Thanks to improved technology, more and more employees have the ability to complete most or all of their work from home. Smartphones, tablets, teleconferencing, and WiFi-equipped bookstores and coffee shops have made this feasible. This presents a big advantage for employers: the more employees that work at home, the less money companies need to spend. Many companies, for instance, do not have assigned computers and desks for each of their workers because so much of their workforce is working remotely. In addition, employees working remotely tend to be more productive; they’re not wasting time and energy commuting to work every day. And they are not exchanging office gossip in front of the water cooler when in the office.
Remote Worker Challenges
Remote workers and contractors do present at least one considerable challenge to employers: It can be difficult for employers to effectively monitor the hours that their workers are putting in. How do employers know, after all, if their remote personnel are pounding away at their keyboards or playing Angry Birds on their smartphones all day?
Employers can take care of this challenge by setting reasonable deadlines for their remote employees and expecting these workers to meet them. What really should matter for employers is that work is done in timely manner. It should not matter if workers complete their tasks from midnight to four in the morning.
Setting Remote Worker Deadlines
Employers might tell their remote workers that they have to turn in a specified amount of work every Wednesday and Friday. This will make sure that remote employees are doing their work. Employers may also schedule regular updates by phone, video chat, or through instant messaging, during which workers can explain how far along they are with particular tasks. Some employers may choose to require that their remote workers spend at least one day a week, or two days a month, on site. This gives these workers face time with their managers, something that helps everyone stay focused on upcoming deadlines and goals.
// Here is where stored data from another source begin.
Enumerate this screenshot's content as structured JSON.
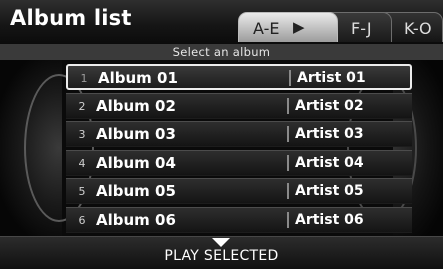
{
  "header": {
    "title": "Album list",
    "tabs": [
      {
        "label": "A-E",
        "active": true
      },
      {
        "label": "F-J",
        "active": false
      },
      {
        "label": "K-O",
        "active": false
      }
    ],
    "subtitle": "Select an album"
  },
  "albums": [
    {
      "num": "1",
      "album": "Album 01",
      "artist": "Artist 01",
      "selected": true
    },
    {
      "num": "2",
      "album": "Album 02",
      "artist": "Artist 02",
      "selected": false
    },
    {
      "num": "3",
      "album": "Album 03",
      "artist": "Artist 03",
      "selected": false
    },
    {
      "num": "4",
      "album": "Album 04",
      "artist": "Artist 04",
      "selected": false
    },
    {
      "num": "5",
      "album": "Album 05",
      "artist": "Artist 05",
      "selected": false
    },
    {
      "num": "6",
      "album": "Album 06",
      "artist": "Artist 06",
      "selected": false
    }
  ],
  "footer": {
    "play_label": "PLAY SELECTED",
    "icon": "down-arrow-icon"
  }
}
Off-Site Not a Permanent Condition
While many people may have the personal discipline and time management skills to effectively work remotely, some don’t. So, if an employee doesn’t work well remotely, and that has grown to be obvious, remote working doesn’t have to stay permanent, it can easily be revoked. Ultimately, trust within the employee/employer relationship is among the key elements of a successful remote working relationship. The worker needs to maintain that trust by hitting deadlines and delivering high quality work.